暫しの沈黙が三人の間を満たしていく。冷たい空気が底からゆっくりと登っていくかのように、誰も声を発しない重苦しい空気にが辺りを包みこんでいいった。

 唐突に転がり落ちてきた欠片を呑み込めないまま、時だけが無残に過ぎ去っていくようにケイには感じられた。
父はやはり、ワームと関係があったのだろうか?
外交官という輝かしい経歴の父親の姿に、それはあまりにも似合わない。
だが、あのマドカのスーツケースの中から父の手帳を見つけたあの時から、どこか予想していた答えだったのもまた事実だった。
何故、向かったのか未だにわからない、死の谷で死んでいった両親。思い起こせば、彼らがナインヘルツの外交官として一体何をしていたのか、ケイは今も全く知らない。時折、お土産を沢山持って家に帰ってくる両親は、いつでも明るく、優しい笑みで彼を包みこんでくれた。その思い出だけで十分だった。それ以外は何も知ろうとしなかった。
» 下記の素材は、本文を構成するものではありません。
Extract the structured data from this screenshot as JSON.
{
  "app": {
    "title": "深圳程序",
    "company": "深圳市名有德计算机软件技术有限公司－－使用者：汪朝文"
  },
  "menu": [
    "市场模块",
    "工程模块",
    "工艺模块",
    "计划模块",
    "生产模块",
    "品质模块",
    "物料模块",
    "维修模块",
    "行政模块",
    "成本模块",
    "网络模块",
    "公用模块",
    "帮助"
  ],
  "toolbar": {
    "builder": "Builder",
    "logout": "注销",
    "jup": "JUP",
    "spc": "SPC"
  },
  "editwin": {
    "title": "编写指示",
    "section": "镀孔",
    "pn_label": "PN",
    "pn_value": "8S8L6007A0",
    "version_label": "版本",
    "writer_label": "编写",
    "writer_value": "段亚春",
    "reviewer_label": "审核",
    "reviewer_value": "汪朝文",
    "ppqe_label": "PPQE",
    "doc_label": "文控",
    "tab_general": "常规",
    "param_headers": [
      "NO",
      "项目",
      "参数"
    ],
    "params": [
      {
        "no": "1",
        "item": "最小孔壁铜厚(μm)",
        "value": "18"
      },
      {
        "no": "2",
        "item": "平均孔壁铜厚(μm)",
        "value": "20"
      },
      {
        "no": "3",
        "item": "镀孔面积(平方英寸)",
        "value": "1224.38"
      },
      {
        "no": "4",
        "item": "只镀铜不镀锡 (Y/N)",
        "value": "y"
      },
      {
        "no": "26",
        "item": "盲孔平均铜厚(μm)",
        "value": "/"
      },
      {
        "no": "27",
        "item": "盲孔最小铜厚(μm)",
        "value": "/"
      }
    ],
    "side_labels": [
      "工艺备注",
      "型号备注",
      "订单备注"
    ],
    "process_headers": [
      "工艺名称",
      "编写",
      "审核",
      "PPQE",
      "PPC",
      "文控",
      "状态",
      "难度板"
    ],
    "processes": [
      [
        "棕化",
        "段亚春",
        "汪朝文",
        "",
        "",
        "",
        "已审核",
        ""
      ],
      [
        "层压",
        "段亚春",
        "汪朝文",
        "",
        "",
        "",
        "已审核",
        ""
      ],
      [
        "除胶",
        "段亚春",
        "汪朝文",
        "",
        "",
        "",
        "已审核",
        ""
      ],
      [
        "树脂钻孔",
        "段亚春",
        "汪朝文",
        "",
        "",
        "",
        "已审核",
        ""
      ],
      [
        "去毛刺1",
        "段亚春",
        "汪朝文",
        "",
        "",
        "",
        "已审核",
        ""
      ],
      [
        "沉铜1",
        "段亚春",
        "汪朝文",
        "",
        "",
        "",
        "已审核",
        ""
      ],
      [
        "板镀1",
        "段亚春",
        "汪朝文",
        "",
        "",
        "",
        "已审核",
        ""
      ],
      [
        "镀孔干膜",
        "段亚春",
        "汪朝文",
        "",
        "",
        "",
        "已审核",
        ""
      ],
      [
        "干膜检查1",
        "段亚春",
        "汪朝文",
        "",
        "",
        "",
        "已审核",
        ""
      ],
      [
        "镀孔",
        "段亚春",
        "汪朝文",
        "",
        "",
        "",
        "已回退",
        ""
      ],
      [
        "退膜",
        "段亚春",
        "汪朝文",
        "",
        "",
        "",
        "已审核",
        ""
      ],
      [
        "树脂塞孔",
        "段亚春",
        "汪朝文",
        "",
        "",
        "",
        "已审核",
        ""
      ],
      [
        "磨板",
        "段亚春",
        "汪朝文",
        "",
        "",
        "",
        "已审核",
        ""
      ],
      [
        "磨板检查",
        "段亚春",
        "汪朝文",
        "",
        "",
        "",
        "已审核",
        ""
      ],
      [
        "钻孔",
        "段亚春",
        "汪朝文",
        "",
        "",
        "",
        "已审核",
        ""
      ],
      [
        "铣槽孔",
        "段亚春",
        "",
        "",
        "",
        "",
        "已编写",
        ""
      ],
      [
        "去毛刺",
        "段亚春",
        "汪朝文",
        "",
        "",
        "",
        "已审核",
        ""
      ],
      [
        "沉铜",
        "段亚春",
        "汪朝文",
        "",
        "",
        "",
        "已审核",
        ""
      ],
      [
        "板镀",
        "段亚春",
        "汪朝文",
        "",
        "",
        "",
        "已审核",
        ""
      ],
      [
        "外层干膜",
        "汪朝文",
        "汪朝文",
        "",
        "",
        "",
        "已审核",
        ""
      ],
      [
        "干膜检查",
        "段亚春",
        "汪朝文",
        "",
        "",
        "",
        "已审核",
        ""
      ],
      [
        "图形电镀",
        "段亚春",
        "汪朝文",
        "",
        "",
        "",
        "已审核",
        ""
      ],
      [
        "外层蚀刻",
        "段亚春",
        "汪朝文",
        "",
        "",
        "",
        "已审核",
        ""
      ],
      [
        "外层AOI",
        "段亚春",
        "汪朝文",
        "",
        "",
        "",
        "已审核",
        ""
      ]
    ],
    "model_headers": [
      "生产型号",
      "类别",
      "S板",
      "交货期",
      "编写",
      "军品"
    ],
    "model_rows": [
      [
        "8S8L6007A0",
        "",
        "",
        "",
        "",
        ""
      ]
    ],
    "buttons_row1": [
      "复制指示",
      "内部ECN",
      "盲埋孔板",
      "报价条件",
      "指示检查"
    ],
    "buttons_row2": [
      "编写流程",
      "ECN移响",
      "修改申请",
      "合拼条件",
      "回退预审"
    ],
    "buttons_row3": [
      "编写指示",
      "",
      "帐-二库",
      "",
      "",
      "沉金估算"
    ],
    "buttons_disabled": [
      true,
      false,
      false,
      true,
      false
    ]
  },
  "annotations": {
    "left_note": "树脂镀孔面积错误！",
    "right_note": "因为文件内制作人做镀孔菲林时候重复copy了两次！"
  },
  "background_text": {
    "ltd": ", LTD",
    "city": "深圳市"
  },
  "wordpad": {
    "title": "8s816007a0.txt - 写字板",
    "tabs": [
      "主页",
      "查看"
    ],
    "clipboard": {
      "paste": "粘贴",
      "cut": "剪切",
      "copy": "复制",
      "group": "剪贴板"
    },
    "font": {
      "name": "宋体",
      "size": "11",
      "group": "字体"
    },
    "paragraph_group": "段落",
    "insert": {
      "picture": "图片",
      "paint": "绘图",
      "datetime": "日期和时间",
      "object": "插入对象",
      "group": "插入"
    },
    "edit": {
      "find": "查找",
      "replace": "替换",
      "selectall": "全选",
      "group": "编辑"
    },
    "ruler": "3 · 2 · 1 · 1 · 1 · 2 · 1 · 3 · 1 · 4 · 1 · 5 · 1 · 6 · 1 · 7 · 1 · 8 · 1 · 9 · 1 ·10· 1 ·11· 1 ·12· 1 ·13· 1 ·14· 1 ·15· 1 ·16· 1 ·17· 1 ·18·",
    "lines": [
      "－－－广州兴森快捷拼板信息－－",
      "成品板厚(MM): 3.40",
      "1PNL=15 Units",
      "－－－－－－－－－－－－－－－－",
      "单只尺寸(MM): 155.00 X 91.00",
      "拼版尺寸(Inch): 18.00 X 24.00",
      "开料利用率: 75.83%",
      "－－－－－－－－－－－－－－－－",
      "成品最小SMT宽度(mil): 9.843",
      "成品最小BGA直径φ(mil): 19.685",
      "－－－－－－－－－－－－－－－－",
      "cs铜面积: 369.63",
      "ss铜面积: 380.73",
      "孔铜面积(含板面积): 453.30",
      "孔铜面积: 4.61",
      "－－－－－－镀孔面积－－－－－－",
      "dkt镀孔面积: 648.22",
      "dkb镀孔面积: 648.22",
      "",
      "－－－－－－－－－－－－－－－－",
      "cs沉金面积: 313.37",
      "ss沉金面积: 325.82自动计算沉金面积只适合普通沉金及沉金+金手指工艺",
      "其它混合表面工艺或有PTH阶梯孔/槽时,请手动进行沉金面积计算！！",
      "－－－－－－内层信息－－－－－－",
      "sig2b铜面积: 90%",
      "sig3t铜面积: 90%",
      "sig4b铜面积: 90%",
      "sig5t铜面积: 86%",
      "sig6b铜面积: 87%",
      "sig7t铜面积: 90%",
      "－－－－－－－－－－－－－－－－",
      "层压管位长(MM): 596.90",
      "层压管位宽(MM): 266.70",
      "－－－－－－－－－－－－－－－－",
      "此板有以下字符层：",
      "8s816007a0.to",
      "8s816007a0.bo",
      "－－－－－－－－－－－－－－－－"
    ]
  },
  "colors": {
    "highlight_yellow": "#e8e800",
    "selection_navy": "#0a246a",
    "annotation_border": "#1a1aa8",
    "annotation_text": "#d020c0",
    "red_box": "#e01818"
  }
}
 マドカは父の息子だと知って、ケイに近づいたのだろうか?あの出会いは偶然でも何でもなく、最初から仕組まれていたものだったのだろうか?
だが、一体何のために?
 つきては消えていくとりとめのない疑問の数々に対する答えを、ケイは何一つ持っていない。そのことが余計に彼を不安にさせた。

 どのぐらい時間が経っただろうか。
三人の間に流れる沈黙を破ったのは、後ろから聞こえてきた透きとおる声の持ち主だった。
「それには、私がお答えしましょう。」
凛とする響きを持った不思議な声。
その声の先に立っていた彼女の顔を見た時の衝撃は、ケイにとって、言葉にすることのできないものだった。